# Volunteer or Community Service Opportunities in Dubai?



## Young Professional (Jul 7, 2008)

Dear All,

I'm a young professional in finance who just moved to Dubai from the US not along ago. I was wondering if anyone knows of any interesting community service activities or organizations that I could join. I need to do something in my free time here other than going to the beach and bar-hopping (as fun as they are).

In the past, I've mentored needy school students, given jobs skills training to war refugees and provided financial consulting for non-profit organizations. I would be open to anything similar (if it exists in this town) or something more entrepreneurial. Any advice or thoughts would really be appreciated.

Thanks,
LDP


----------



## sgilli3 (Mar 23, 2008)

Hi there,

Yes, there are plenty of places that would welcome your help.
Some ideas are here


Welcome to DubaiKidz.Biz

also try here:

http://www.dubaikidz.biz/charity.html


----------



## melanie0512 (Oct 30, 2010)

*Volunteer / Comm service in Dubai*

Hi LDP,

I was wondering if you did end up finding volunteer or community service opportunities in Dubai. If so, co you mind sharing what and where? I'm also interested in such activities.

Thanks,
MM




Young Professional said:


> Dear All,
> 
> I'm a young professional in finance who just moved to Dubai from the US not along ago. I was wondering if anyone knows of any interesting community service activities or organizations that I could join. I need to do something in my free time here other than going to the beach and bar-hopping (as fun as they are).
> 
> ...


----------



## Hassli (Feb 7, 2011)

sgilli3 said:


> Hi there,
> 
> Yes, there are plenty of places that would welcome your help.
> Some ideas are here
> ...






Where you can help... | DubaiKidz.biz


----------



## melanie0512 (Oct 30, 2010)

Hi,

The links don't seem to work. Any other suggestions?

Thanks in advance!


----------



## Maz25 (Jul 6, 2008)

There was a recent thread where one poster had posted opportunities to teach English to labourers. If you do a search, you can find the details and then contact the poster if you are interested in helping out.
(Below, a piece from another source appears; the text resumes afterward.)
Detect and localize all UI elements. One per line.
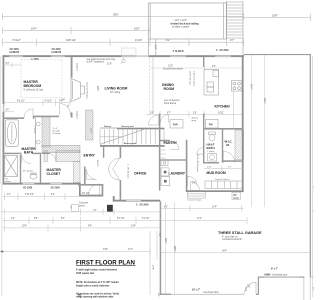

Alternatively, try Volunteer in Dubai

I've also done some volunteer work with Dubai Cares. If you register with them, they normally send you an email whenever they have a new project and therefore need volunteers.


----------



## melanie0512 (Oct 30, 2010)

Thanks Maz25! I'll try that. I registered as a volunteer for Dubai Cares late last year but haven't received any mails from them since. Is there someone I can contact to follow up? Please could you let me know if something comes up. Thanks!


----------



## syousuf (May 28, 2011)

*Hi*



melanie0512 said:


> Thanks Maz25! I'll try that. I registered as a volunteer for Dubai Cares late last year but haven't received any mails from them since. Is there someone I can contact to follow up? Please could you let me know if something comes up. Thanks!


Hi,

Just wondering if you got any work related to community service here in Dubai. Would be glad if you can share with us here, as i looking for the same.


----------



## Alex7 (Mar 24, 2011)

Hey,


I also do volunteer work through Volunteer in Dubai. Like them on Facebook or regularly check out their Events page to get updated.


----------



## brown_guy (May 29, 2011)

thanks for sharing the links, i have already registered myself as volunteer on dubai cares & volunteer in dubai.


----------